Talk2Competitors
Talk2Competitors is an AI-powered hierarchical agent system designed to revolutionize academic paper search and analysis. Through intelligent conversation, users can discover, analyze, and receive recommendations for academic papers using state-of-the-art natural language processing.
Why Talk2Competitors?
Academic literature search can be overwhelming, with millions of papers published yearly across diverse fields. Talk2Competitors transforms this experience by offering an intelligent, conversation-driven approach to academic research. Our system acts as a knowledgeable research assistant that understands context and provides targeted recommendations.
At its core, Talk2Competitors uses a sophisticated hierarchical agent architecture. The main supervisor agent intelligently routes queries to specialized sub-agents, ensuring that each request is handled by the most appropriate tool.
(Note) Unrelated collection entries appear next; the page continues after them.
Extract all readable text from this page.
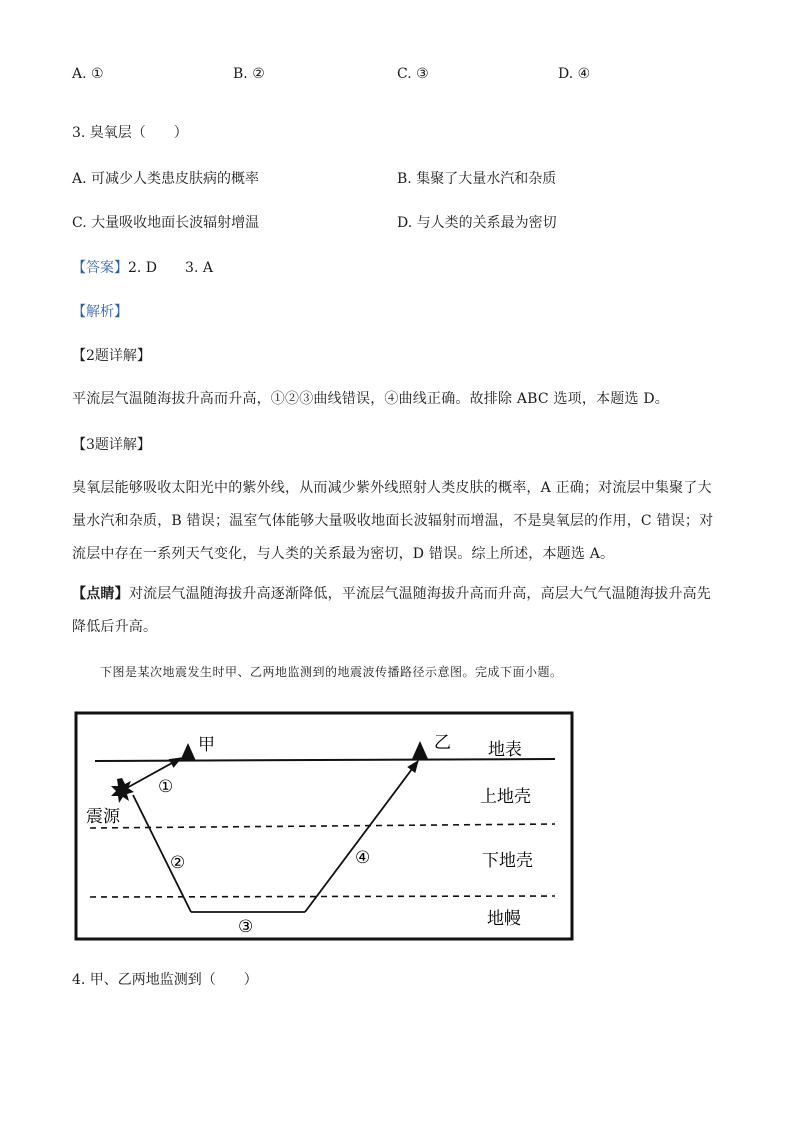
A. ①	B. ②	C. ③	D. ④
3. 臭氧层（　　）
A. 可减少人类患皮肤病的概率	B. 集聚了大量水汽和杂质
C. 大量吸收地面长波辐射增温	D. 与人类的关系最为密切
【答案】2. D　　3. A
【解析】
【2题详解】
平流层气温随海拔升高而升高，①②③曲线错误，④曲线正确。故排除 ABC 选项，本题选 D。
【3题详解】
臭氧层能够吸收太阳光中的紫外线，从而减少紫外线照射人类皮肤的概率，A 正确；对流层中集聚了大量水汽和杂质，B 错误；温室气体能够大量吸收地面长波辐射而增温，不是臭氧层的作用，C 错误；对流层中存在一系列天气变化，与人类的关系最为密切，D 错误。综上所述，本题选 A。
【点睛】对流层气温随海拔升高逐渐降低，平流层气温随海拔升高而升高，高层大气气温随海拔升高先降低后升高。
下图是某次地震发生时甲、乙两地监测到的地震波传播路径示意图。完成下面小题。
甲	乙
震源
地表
上地壳
下地壳
地幔
①
②
③
④
4. 甲、乙两地监测到（　　）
Currently, our Semantic Scholar integration provides access to academic literature, which we plan to expand in the future.
Key Capabilities
The system excels at understanding natural language queries and translating them into precise academic searches. When you find interesting papers, Talk2Competitors can analyze them to discover related research, either based on a single paper or by finding connections between multiple papers. This helps researchers uncover hidden connections in literature and stay current with relevant publications.
We are in the process integrating Zotero to enable researchers to better organize their literature searchers, get automated recommendations based on categories of papers, and cite saved papers when asking questions about one or more saved papers or generating text based on a starting prompt.
How to Access Talk2Competitors
Our system is available through two main interfaces:
Streamlit Application: Launch our user-friendly web interface to interact with the system directly. Perfect for researchers who prefer a graphical interface and interactive experience.
Python Package: For programmers and those requiring programmatic access, our Python package provides full access to all features. Integration is straightforward, and our comprehensive documentation includes examples and best practices.
Future Developments
Talk2Competitors is actively evolving. Our roadmap includes integration with additional academic databases, enhanced PDF analysis capabilities, and improved cross-reference features. We're committed to making academic literature more accessible and easier to navigate for researchers at all levels.